MANDEL NGAN/AFP/Getty Images
show image

Oscar Williams

News editor

Intel’s Brian Krzanich pledges to put security first following Meltdown and Spectre flaws

Intel CEO Brian Krzanich has pledged in an open letter to the tech industry to put security first after major vulnerabilities were discovered in the firm’s processors.

Krzanich promised that Intel would now publicly identify significant vulnerabilities following responsible disclosure rules, while sharing hardware innovations to tackle side-channel attacks.

“We also commit to adding incremental funding for academic and independent research into potential security threats,” he wrote.

The two security flaws affect millions of computers, tablets and mobile phones and could expose sensitive data to hackers. Google, Microsoft, Apple, Linux and Amazon are among the firms to have already shipped patches to protect against them.
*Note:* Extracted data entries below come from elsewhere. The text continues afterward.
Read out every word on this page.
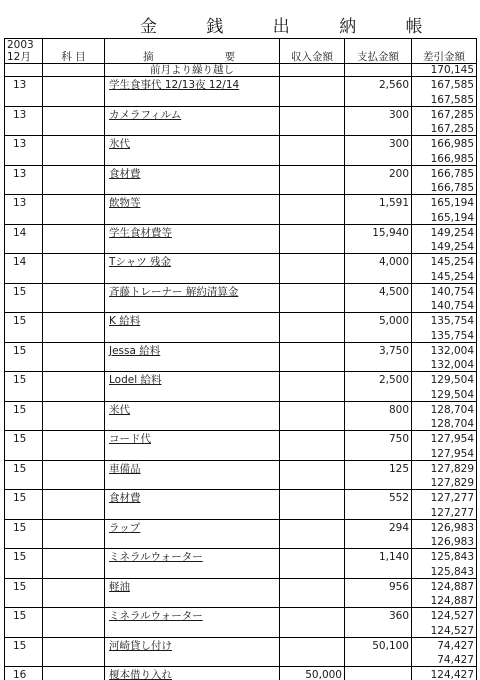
金 銭 出 納 帳
2003					
12月	科 目	摘 要	収入金額	支払金額	差引金額
		前月より繰り越し			170,145
13		学生食事代 12/13夜 12/14		2,560	167,585
					167,585
13		カメラフィルム		300	167,285
					167,285
13		氷代		300	166,985
					166,985
13		食材費		200	166,785
					166,785
13		飲物等		1,591	165,194
					165,194
14		学生食材費等		15,940	149,254
					149,254
14		Tシャツ 残金		4,000	145,254
					145,254
15		斉藤トレーナー 解約清算金		4,500	140,754
					140,754
15		K 給料		5,000	135,754
					135,754
15		Jessa 給料		3,750	132,004
					132,004
15		Lodel 給料		2,500	129,504
					129,504
15		米代		800	128,704
					128,704
15		コード代		750	127,954
					127,954
15		車備品		125	127,829
					127,829
15		食材費		552	127,277
					127,277
15		ラップ		294	126,983
					126,983
15		ミネラルウォーター		1,140	125,843
					125,843
15		軽油		956	124,887
					124,887
15		ミネラルウォーター		360	124,527
					124,527
15		河崎貸し付け		50,100	74,427
					74,427
16		榎本借り入れ	50,000		124,427
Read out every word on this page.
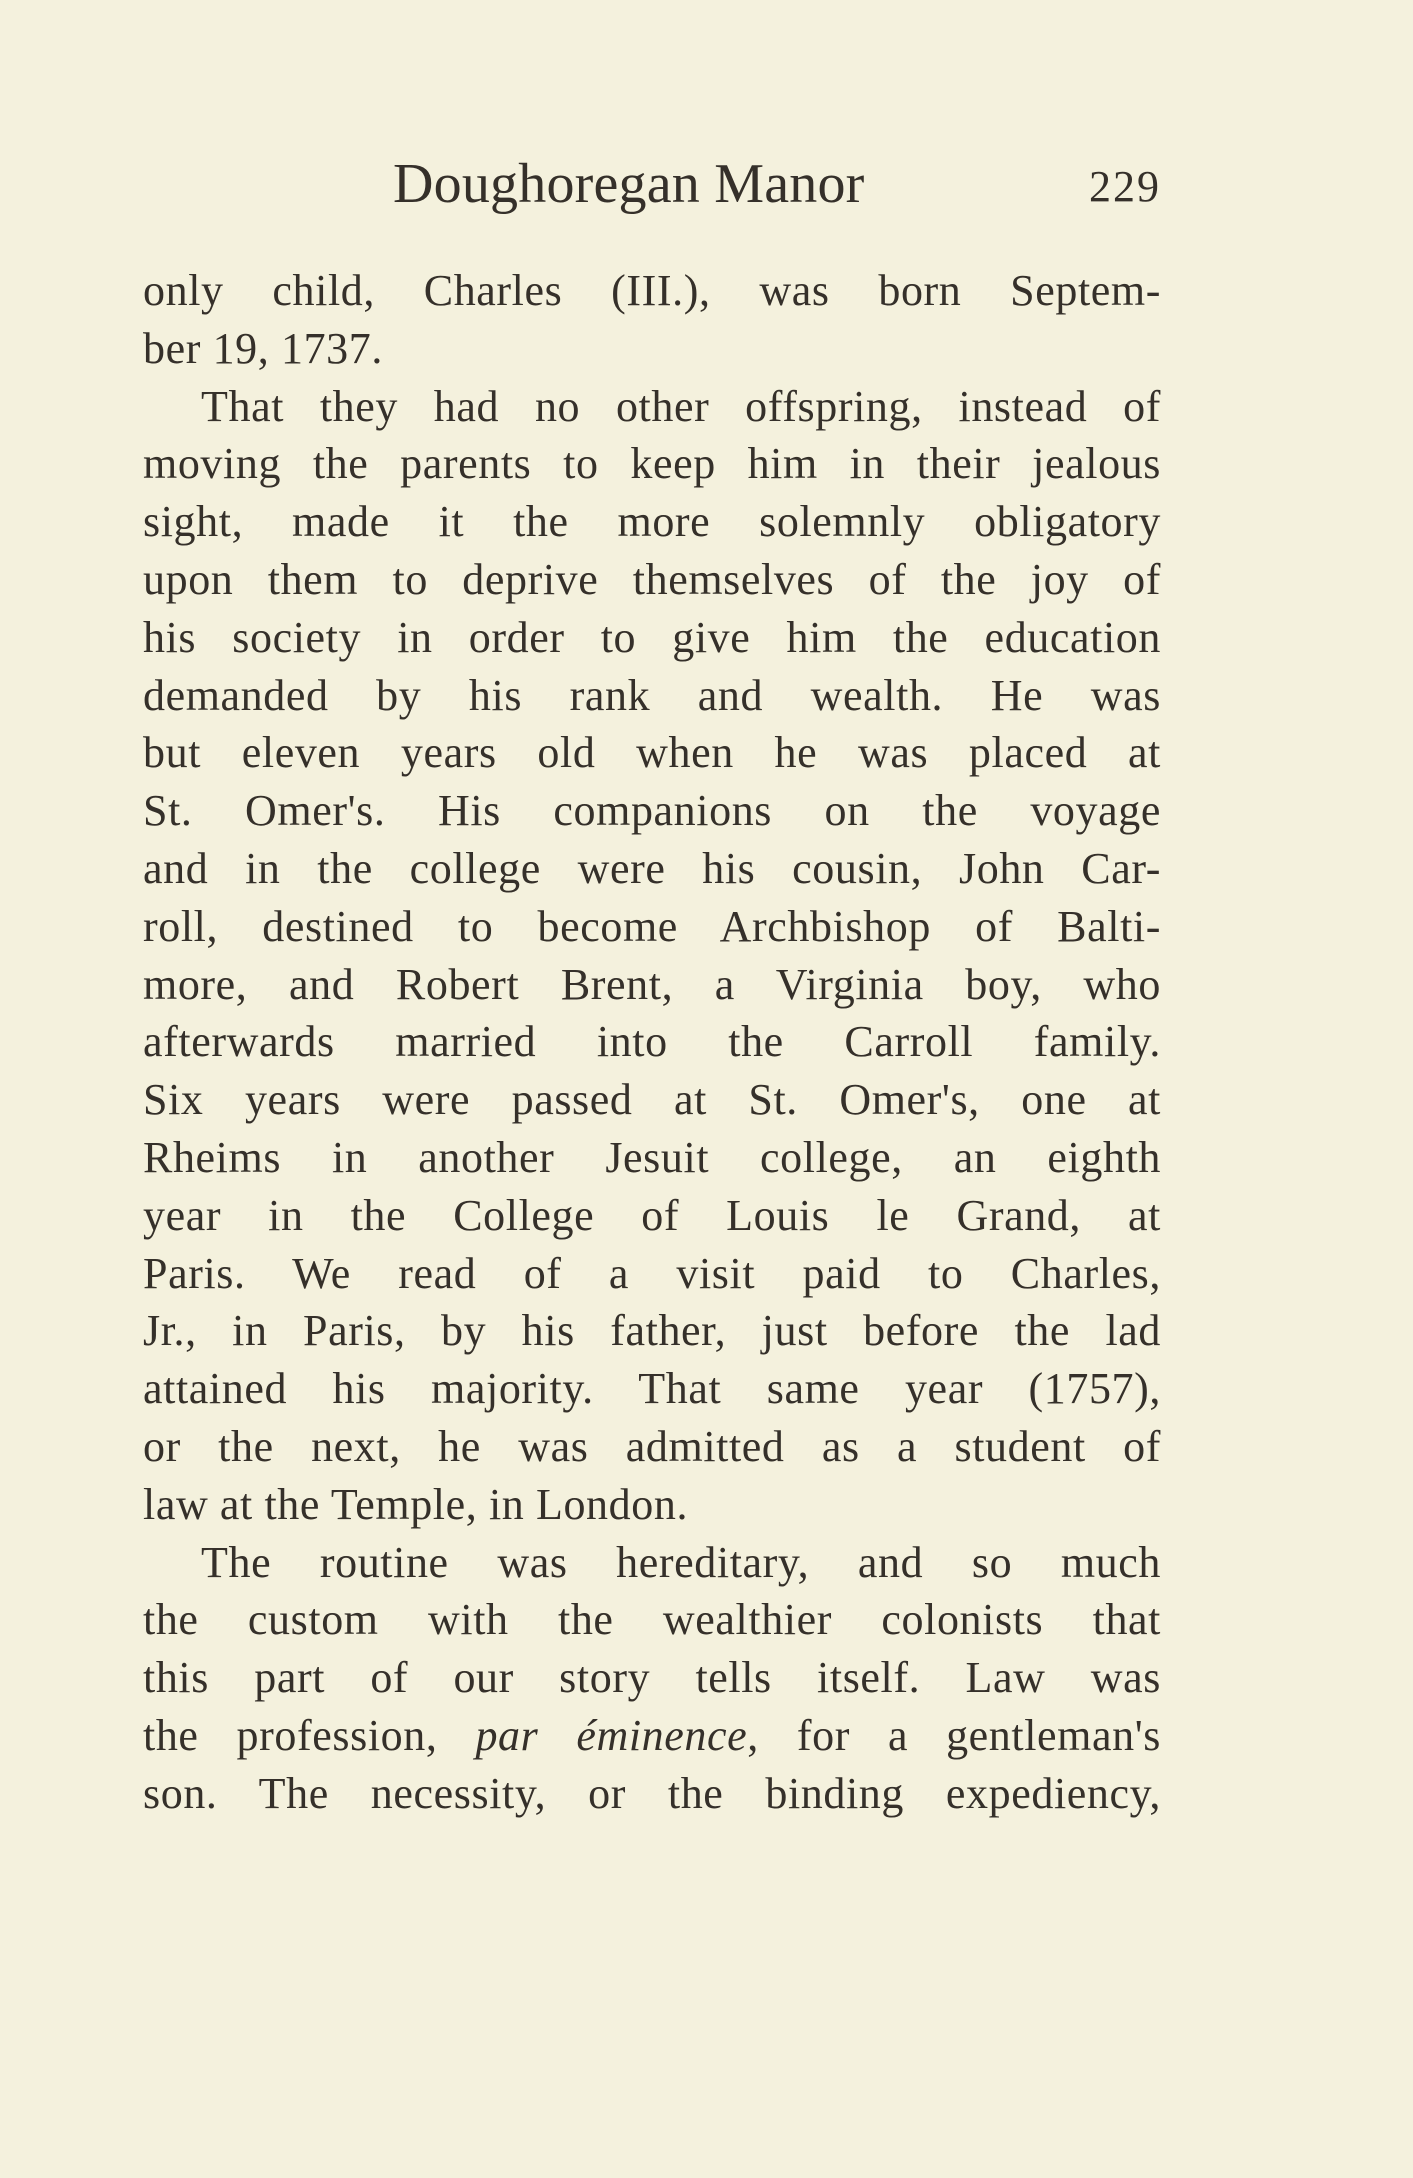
Doughoregan Manor	229
only child, Charles (III.), was born Septem-
ber 19, 1737.
That they had no other offspring, instead of
moving the parents to keep him in their jealous
sight, made it the more solemnly obligatory
upon them to deprive themselves of the joy of
his society in order to give him the education
demanded by his rank and wealth. He was
but eleven years old when he was placed at
St. Omer's. His companions on the voyage
and in the college were his cousin, John Car-
roll, destined to become Archbishop of Balti-
more, and Robert Brent, a Virginia boy, who
afterwards married into the Carroll family.
Six years were passed at St. Omer's, one at
Rheims in another Jesuit college, an eighth
year in the College of Louis le Grand, at
Paris. We read of a visit paid to Charles,
Jr., in Paris, by his father, just before the lad
attained his majority. That same year (1757),
or the next, he was admitted as a student of
law at the Temple, in London.
The routine was hereditary, and so much
the custom with the wealthier colonists that
this part of our story tells itself. Law was
the profession, par éminence, for a gentleman's
son. The necessity, or the binding expediency,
The first flaw, dubbed Spectre, affects chips made by Intel, AMD and ARM. The second, dubbed Meltdown, affects Intel chips and one ARM chip.
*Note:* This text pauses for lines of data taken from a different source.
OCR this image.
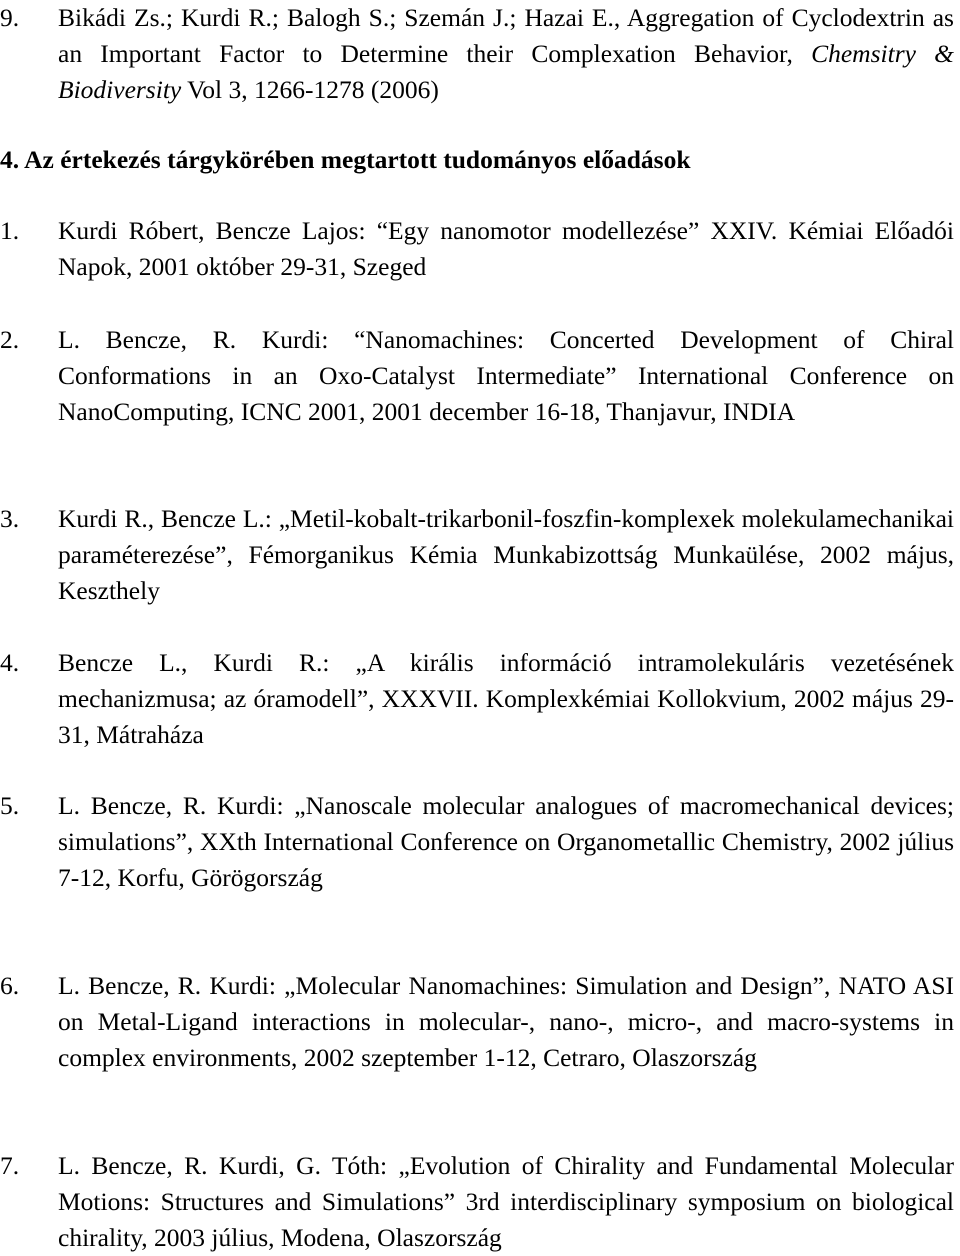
9.	Bikádi Zs.; Kurdi R.; Balogh S.; Szemán J.; Hazai E., Aggregation of Cyclodextrin as an Important Factor to Determine their Complexation Behavior, Chemsitry & Biodiversity Vol 3, 1266-1278 (2006)
4. Az értekezés tárgykörében megtartott tudományos előadások
1.	Kurdi Róbert, Bencze Lajos: “Egy nanomotor modellezése” XXIV. Kémiai Előadói Napok, 2001 október 29-31, Szeged
2.	L. Bencze, R. Kurdi: “Nanomachines: Concerted Development of Chiral Conformations in an Oxo-Catalyst Intermediate” International Conference on NanoComputing, ICNC 2001, 2001 december 16-18, Thanjavur, INDIA
3.	Kurdi R., Bencze L.: „Metil-kobalt-trikarbonil-foszfin-komplexek molekulamechanikai paraméterezése”, Fémorganikus Kémia Munkabizottság Munkaülése, 2002 május, Keszthely
4.	Bencze L., Kurdi R.: „A királis információ intramolekuláris vezetésének mechanizmusa; az óramodell”, XXXVII. Komplexkémiai Kollokvium, 2002 május 29-31, Mátraháza
5.	L. Bencze, R. Kurdi: „Nanoscale molecular analogues of macromechanical devices; simulations”, XXth International Conference on Organometallic Chemistry, 2002 július 7-12, Korfu, Görögország
6.	L. Bencze, R. Kurdi: „Molecular Nanomachines: Simulation and Design”, NATO ASI on Metal-Ligand interactions in molecular-, nano-, micro-, and macro-systems in complex environments, 2002 szeptember 1-12, Cetraro, Olaszország
7.	L. Bencze, R. Kurdi, G. Tóth: „Evolution of Chirality and Fundamental Molecular Motions: Structures and Simulations” 3rd interdisciplinary symposium on biological chirality, 2003 július, Modena, Olaszország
Krzanich said that software and firmware patches for at least 90 per cent of Intel CPUs introduced in the last five years would be available today (11 January), with the remainder to be rolled out by the end of the month.

Microsoft published a blog last week detailing how Spectre and Meltdown mitigations would affect the performance of different Windows systems. Users of Windows 10 running on newer CPUs such as Skylake and Kaby Lake show minor slowdowns that most users should not expect to notice, the firm said.

Meanwhile, it warned that some users of Windows 10 running on older CPUs would notice a decrease in performance, while most users of Windows 7 or Windows 8 would notice a change once the updates had been installed.

Krzanich acknowledged that the patches could affect performance: “We know that impact on performance varies widely, based on the specific workload, platform configuration and mitigation technique. We commit to provide frequent progress reports of patch progress, performance data and other information.”

He also called on hardware and software developers to take the same approach: “Timely adoption of software and firmware patches by consumers and system manufacturers is critical. Transparent and timely sharing of performance data by hardware and software developers is essential to rapid progress.”

The Information Commissioner’s Office warned last week that firms which fail to patch against Meltdown and Spectre microprocessor bugs could face fines if they lead to a data breach.

Nigel Houlden, head of technology policy at the ICO, said: “We strongly recommend that organisations determine which of their systems are vulnerable, and test and apply the patches as a matter of urgency.”